Hierarchical modeling of melanocortin 1 receptor variants with skin cancer risk

Abstract

The human MC1R gene is highly polymorphic among lightly pigmented populations, and several variants in the MC1R gene have been associated with increased risk of both melanoma and nonmelanoma skin cancers. The functional consequences of MC1R gene variants have been studied in vitro and in vivo in postulated causal pathways, such as G-protein-coupled signaling transduction, pigmentation, immune response, inflammatory response, cell proliferation, and extracellular matrix adhesion. In a case-control study nested within the Nurses' Health Study, we utilized hierarchical modeling approaches, incorporating quantitative information from these functional studies, to examine the association between particular MC1R alleles and the risk of skin cancers. Different prior matrices were constructed according to the phenotypic associations in controls, cell surface expression, and enzymatic kinetics. Our results showed the parameter variance estimates of each single nucleotide polymorphism (SNP) were smaller when using a hierarchical modeling approach compared to standard multivariable regression. Estimates of second-level parameters gave information about the relative importance of MC1R effects on different pathways, and odds ratio estimates changed depending on prior models (e.g., the change ranged from -21% to 7% for melanoma risk assessment). In addition, the estimates of prior model hyperparameters in the hierarchical modeling approach allow us to determine the relevance of individual pathways on the risk of each of the skin cancer types. In conclusion, hierarchical modeling provides a useful analytic approach in addition to the widely used conventional models in genetic association studies that can incorporate measures of allelic function.

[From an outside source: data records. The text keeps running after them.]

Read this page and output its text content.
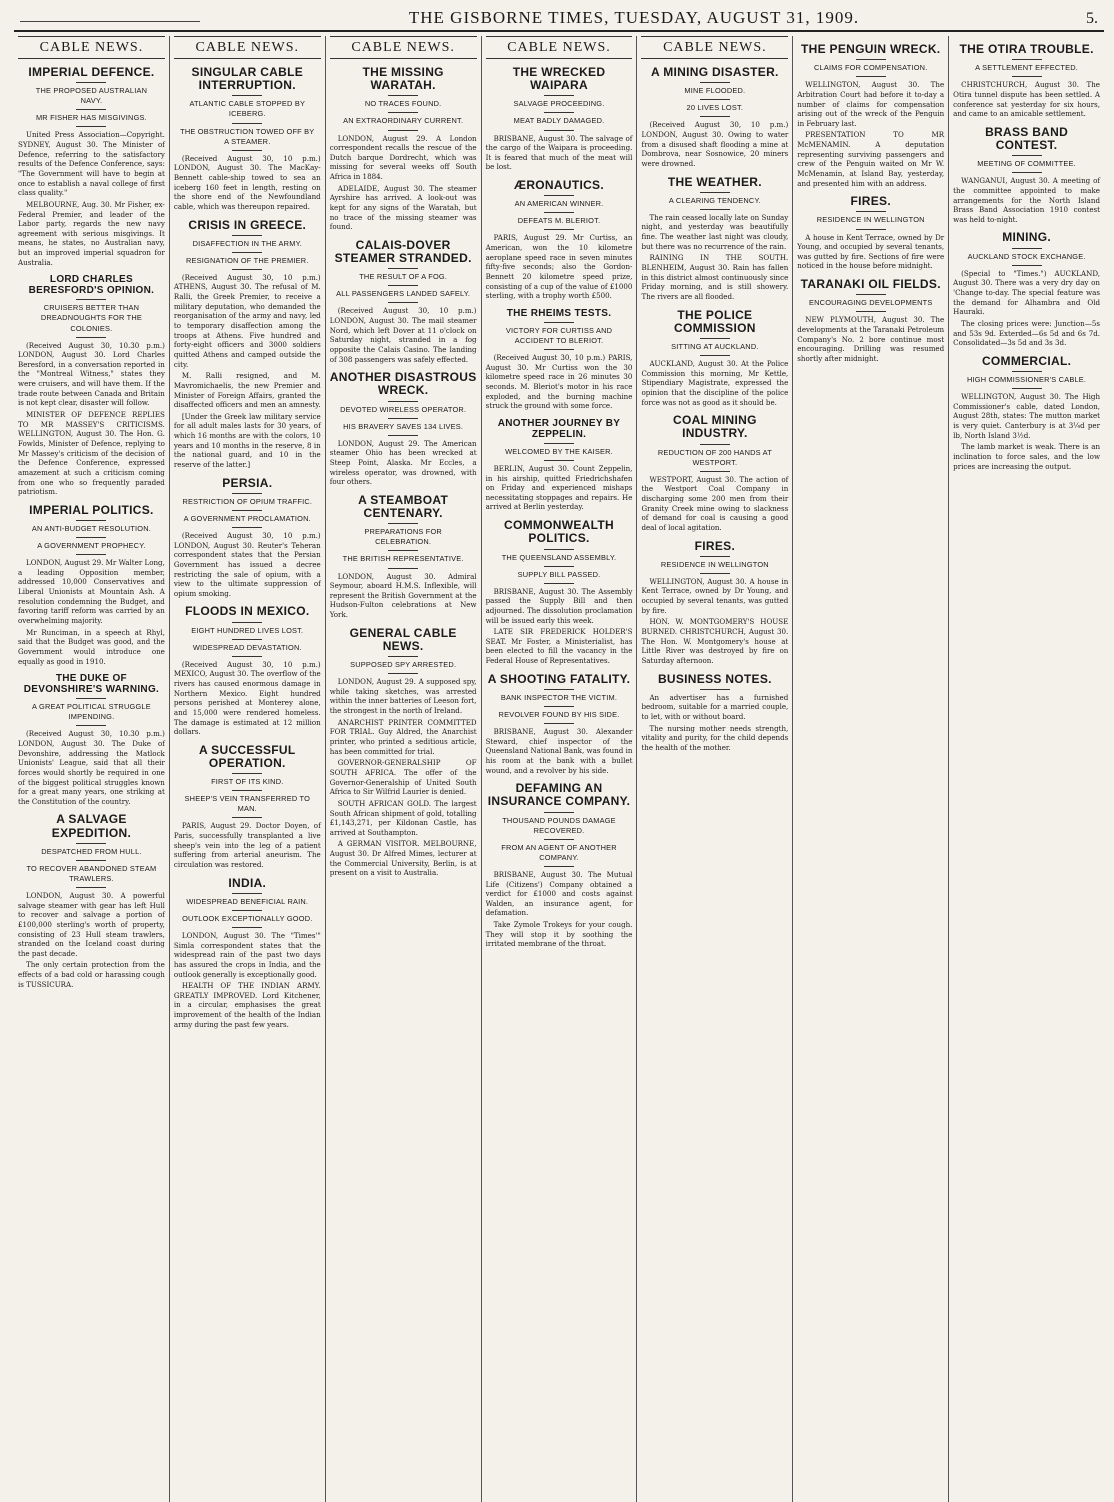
THE GISBORNE TIMES, TUESDAY, AUGUST 31, 1909.	5.
CABLE NEWS.
IMPERIAL DEFENCE.
THE PROPOSED AUSTRALIAN NAVY.
MR FISHER HAS MISGIVINGS.

United Press Association—Copyright. SYDNEY, August 30. The Minister of Defence, referring to the satisfactory results of the Defence Conference, says: "The Government will have to begin at once to establish a naval college of first class quality."

MELBOURNE, Aug. 30. Mr Fisher, ex-Federal Premier, and leader of the Labor party, regards the new navy agreement with serious misgivings. It means, he states, no Australian navy, but an improved imperial squadron for Australia.

LORD CHARLES BERESFORD'S OPINION.
CRUISERS BETTER THAN DREADNOUGHTS FOR THE COLONIES.

(Received August 30, 10.30 p.m.) LONDON, August 30. Lord Charles Beresford, in a conversation reported in the "Montreal Witness," states they were cruisers, and will have them. If the trade route between Canada and Britain is not kept clear, disaster will follow.

MINISTER OF DEFENCE REPLIES TO MR MASSEY'S CRITICISMS. WELLINGTON, August 30. The Hon. G. Fowlds, Minister of Defence, replying to Mr Massey's criticism of the decision of the Defence Conference, expressed amazement at such a criticism coming from one who so frequently paraded patriotism.

IMPERIAL POLITICS.
AN ANTI-BUDGET RESOLUTION.
A GOVERNMENT PROPHECY.

LONDON, August 29. Mr Walter Long, a leading Opposition member, addressed 10,000 Conservatives and Liberal Unionists at Mountain Ash. A resolution condemning the Budget, and favoring tariff reform was carried by an overwhelming majority.

Mr Runciman, in a speech at Rhyl, said that the Budget was good, and the Government would introduce one equally as good in 1910.

THE DUKE OF DEVONSHIRE'S WARNING.
A GREAT POLITICAL STRUGGLE IMPENDING.

(Received August 30, 10.30 p.m.) LONDON, August 30. The Duke of Devonshire, addressing the Matlock Unionists' League, said that all their forces would shortly be required in one of the biggest political struggles known for a great many years, one striking at the Constitution of the country.

A SALVAGE EXPEDITION.
DESPATCHED FROM HULL.
TO RECOVER ABANDONED STEAM TRAWLERS.

LONDON, August 30. A powerful salvage steamer with gear has left Hull to recover and salvage a portion of £100,000 sterling's worth of property, consisting of 23 Hull steam trawlers, stranded on the Iceland coast during the past decade.

The only certain protection from the effects of a bad cold or harassing cough is TUSSICURA.

CABLE NEWS.
SINGULAR CABLE INTERRUPTION.
ATLANTIC CABLE STOPPED BY ICEBERG.
THE OBSTRUCTION TOWED OFF BY A STEAMER.

(Received August 30, 10 p.m.) LONDON, August 30. The MacKay-Bennett cable-ship towed to sea an iceberg 160 feet in length, resting on the shore end of the Newfoundland cable, which was thereupon repaired.

CRISIS IN GREECE.
DISAFFECTION IN THE ARMY.
RESIGNATION OF THE PREMIER.

(Received August 30, 10 p.m.) ATHENS, August 30. The refusal of M. Ralli, the Greek Premier, to receive a military deputation, who demanded the reorganisation of the army and navy, led to temporary disaffection among the troops at Athens. Five hundred and forty-eight officers and 3000 soldiers quitted Athens and camped outside the city.

M. Ralli resigned, and M. Mavromichaelis, the new Premier and Minister of Foreign Affairs, granted the disaffected officers and men an amnesty.

[Under the Greek law military service for all adult males lasts for 30 years, of which 16 months are with the colors, 10 years and 10 months in the reserve, 8 in the national guard, and 10 in the reserve of the latter.]

PERSIA.
RESTRICTION OF OPIUM TRAFFIC.
A GOVERNMENT PROCLAMATION.

(Received August 30, 10 p.m.) LONDON, August 30. Reuter's Teheran correspondent states that the Persian Government has issued a decree restricting the sale of opium, with a view to the ultimate suppression of opium smoking.

FLOODS IN MEXICO.
EIGHT HUNDRED LIVES LOST.
WIDESPREAD DEVASTATION.

(Received August 30, 10 p.m.) MEXICO, August 30. The overflow of the rivers has caused enormous damage in Northern Mexico. Eight hundred persons perished at Monterey alone, and 15,000 were rendered homeless. The damage is estimated at 12 million dollars.

A SUCCESSFUL OPERATION.
FIRST OF ITS KIND.
SHEEP'S VEIN TRANSFERRED TO MAN.

PARIS, August 29. Doctor Doyen, of Paris, successfully transplanted a live sheep's vein into the leg of a patient suffering from arterial aneurism. The circulation was restored.

INDIA.
WIDESPREAD BENEFICIAL RAIN.
OUTLOOK EXCEPTIONALLY GOOD.

LONDON, August 30. The "Times'" Simla correspondent states that the widespread rain of the past two days has assured the crops in India, and the outlook generally is exceptionally good.

HEALTH OF THE INDIAN ARMY. GREATLY IMPROVED. Lord Kitchener, in a circular, emphasises the great improvement of the health of the Indian army during the past few years.

CABLE NEWS.
THE MISSING WARATAH.
NO TRACES FOUND.
AN EXTRAORDINARY CURRENT.

LONDON, August 29. A London correspondent recalls the rescue of the Dutch barque Dordrecht, which was missing for several weeks off South Africa in 1884.

ADELAIDE, August 30. The steamer Ayrshire has arrived. A look-out was kept for any signs of the Waratah, but no trace of the missing steamer was found.

CALAIS-DOVER STEAMER STRANDED.
THE RESULT OF A FOG.
ALL PASSENGERS LANDED SAFELY.

(Received August 30, 10 p.m.) LONDON, August 30. The mail steamer Nord, which left Dover at 11 o'clock on Saturday night, stranded in a fog opposite the Calais Casino. The landing of 308 passengers was safely effected.

ANOTHER DISASTROUS WRECK.
DEVOTED WIRELESS OPERATOR.
HIS BRAVERY SAVES 134 LIVES.

LONDON, August 29. The American steamer Ohio has been wrecked at Steep Point, Alaska. Mr Eccles, a wireless operator, was drowned, with four others.

A STEAMBOAT CENTENARY.
PREPARATIONS FOR CELEBRATION.
THE BRITISH REPRESENTATIVE.

LONDON, August 30. Admiral Seymour, aboard H.M.S. Inflexible, will represent the British Government at the Hudson-Fulton celebrations at New York.

GENERAL CABLE NEWS.
SUPPOSED SPY ARRESTED.

LONDON, August 29. A supposed spy, while taking sketches, was arrested within the inner batteries of Leeson fort, the strongest in the north of Ireland.

ANARCHIST PRINTER COMMITTED FOR TRIAL. Guy Aldred, the Anarchist printer, who printed a seditious article, has been committed for trial.

GOVERNOR-GENERALSHIP OF SOUTH AFRICA. The offer of the Governor-Generalship of United South Africa to Sir Wilfrid Laurier is denied.

SOUTH AFRICAN GOLD. The largest South African shipment of gold, totalling £1,143,271, per Kildonan Castle, has arrived at Southampton.

A GERMAN VISITOR. MELBOURNE, August 30. Dr Alfred Mimes, lecturer at the Commercial University, Berlin, is at present on a visit to Australia.

CABLE NEWS.
THE WRECKED WAIPARA
SALVAGE PROCEEDING.
MEAT BADLY DAMAGED.

BRISBANE, August 30. The salvage of the cargo of the Waipara is proceeding. It is feared that much of the meat will be lost.

ÆRONAUTICS.
AN AMERICAN WINNER.
DEFEATS M. BLERIOT.

PARIS, August 29. Mr Curtiss, an American, won the 10 kilometre aeroplane speed race in seven minutes fifty-five seconds; also the Gordon-Bennett 20 kilometre speed prize, consisting of a cup of the value of £1000 sterling, with a trophy worth £500.

THE RHEIMS TESTS.
VICTORY FOR CURTISS AND ACCIDENT TO BLERIOT.

(Received August 30, 10 p.m.) PARIS, August 30. Mr Curtiss won the 30 kilometre speed race in 26 minutes 30 seconds. M. Bleriot's motor in his race exploded, and the burning machine struck the ground with some force.

ANOTHER JOURNEY BY ZEPPELIN.
WELCOMED BY THE KAISER.

BERLIN, August 30. Count Zeppelin, in his airship, quitted Friedrichshafen on Friday and experienced mishaps necessitating stoppages and repairs. He arrived at Berlin yesterday.

COMMONWEALTH POLITICS.
THE QUEENSLAND ASSEMBLY.
SUPPLY BILL PASSED.

BRISBANE, August 30. The Assembly passed the Supply Bill and then adjourned. The dissolution proclamation will be issued early this week.

LATE SIR FREDERICK HOLDER'S SEAT. Mr Foster, a Ministerialist, has been elected to fill the vacancy in the Federal House of Representatives.

A SHOOTING FATALITY.
BANK INSPECTOR THE VICTIM.
REVOLVER FOUND BY HIS SIDE.

BRISBANE, August 30. Alexander Steward, chief inspector of the Queensland National Bank, was found in his room at the bank with a bullet wound, and a revolver by his side.

DEFAMING AN INSURANCE COMPANY.
THOUSAND POUNDS DAMAGE RECOVERED.
FROM AN AGENT OF ANOTHER COMPANY.

BRISBANE, August 30. The Mutual Life (Citizens') Company obtained a verdict for £1000 and costs against Walden, an insurance agent, for defamation.

Take Zymole Trokeys for your cough. They will stop it by soothing the irritated membrane of the throat.

CABLE NEWS.
A MINING DISASTER.
MINE FLOODED.
20 LIVES LOST.

(Received August 30, 10 p.m.) LONDON, August 30. Owing to water from a disused shaft flooding a mine at Dombrova, near Sosnowice, 20 miners were drowned.

THE WEATHER.
A CLEARING TENDENCY.

The rain ceased locally late on Sunday night, and yesterday was beautifully fine. The weather last night was cloudy, but there was no recurrence of the rain.

RAINING IN THE SOUTH. BLENHEIM, August 30. Rain has fallen in this district almost continuously since Friday morning, and is still showery. The rivers are all flooded.

THE POLICE COMMISSION
SITTING AT AUCKLAND.

AUCKLAND, August 30. At the Police Commission this morning, Mr Kettle, Stipendiary Magistrate, expressed the opinion that the discipline of the police force was not as good as it should be.

COAL MINING INDUSTRY.
REDUCTION OF 200 HANDS AT WESTPORT.

WESTPORT, August 30. The action of the Westport Coal Company in discharging some 200 men from their Granity Creek mine owing to slackness of demand for coal is causing a good deal of local agitation.

FIRES.
RESIDENCE IN WELLINGTON

WELLINGTON, August 30. A house in Kent Terrace, owned by Dr Young, and occupied by several tenants, was gutted by fire.

HON. W. MONTGOMERY'S HOUSE BURNED. CHRISTCHURCH, August 30. The Hon. W. Montgomery's house at Little River was destroyed by fire on Saturday afternoon.

BUSINESS NOTES.

An advertiser has a furnished bedroom, suitable for a married couple, to let, with or without board.

The nursing mother needs strength, vitality and purity, for the child depends the health of the mother.

THE PENGUIN WRECK.
CLAIMS FOR COMPENSATION.

WELLINGTON, August 30. The Arbitration Court had before it to-day a number of claims for compensation arising out of the wreck of the Penguin in February last.

PRESENTATION TO MR McMENAMIN. A deputation representing surviving passengers and crew of the Penguin waited on Mr W. McMenamin, at Island Bay, yesterday, and presented him with an address.

FIRES.
RESIDENCE IN WELLINGTON

A house in Kent Terrace, owned by Dr Young, and occupied by several tenants, was gutted by fire. Sections of fire were noticed in the house before midnight.

TARANAKI OIL FIELDS.
ENCOURAGING DEVELOPMENTS

NEW PLYMOUTH, August 30. The developments at the Taranaki Petroleum Company's No. 2 bore continue most encouraging. Drilling was resumed shortly after midnight.

THE OTIRA TROUBLE.
A SETTLEMENT EFFECTED.

CHRISTCHURCH, August 30. The Otira tunnel dispute has been settled. A conference sat yesterday for six hours, and came to an amicable settlement.

BRASS BAND CONTEST.
MEETING OF COMMITTEE.

WANGANUI, August 30. A meeting of the committee appointed to make arrangements for the North Island Brass Band Association 1910 contest was held to-night.

MINING.
AUCKLAND STOCK EXCHANGE.

(Special to "Times.") AUCKLAND, August 30. There was a very dry day on 'Change to-day. The special feature was the demand for Alhambra and Old Hauraki.

The closing prices were: Junction—5s and 53s 9d. Exterded—6s 5d and 6s 7d. Consolidated—3s 5d and 3s 3d.

COMMERCIAL.
HIGH COMMISSIONER'S CABLE.

WELLINGTON, August 30. The High Commissioner's cable, dated London, August 28th, states: The mutton market is very quiet. Canterbury is at 3¼d per lb, North Island 3½d.

The lamb market is weak. There is an inclination to force sales, and the low prices are increasing the output.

Keywords: MC1R; functional variants; hierarchical modeling; pigmentation; skin cancer.

Figure 1.

Beta estimates from the conventional, prior, and hierarchical models for association between MC1R variants and risk of melanoma.

Figure 2.

Beta estimates from the conventional, prior, and hierarchical models for association between MC1R variants and risk of SCC.

Figure 3.

Beta estimates from the conventional, prior, and hierarchical models for association between MC1R variants and risk of BCC.

Figure 4.

Standard error (se) of the beta estimates from the conventional and hierarchical models for the association between MC1R variants and risk of melanoma.

Figure 5.

Standard error (se) of the beta estimates from the conventional and hierarchical models for the association between MC1R variants and risk of SCC.

Figure 6.

Standard error (se) of the beta estimates from the conventional and hierarchical models for the association between MC1R variants and risk of BCC.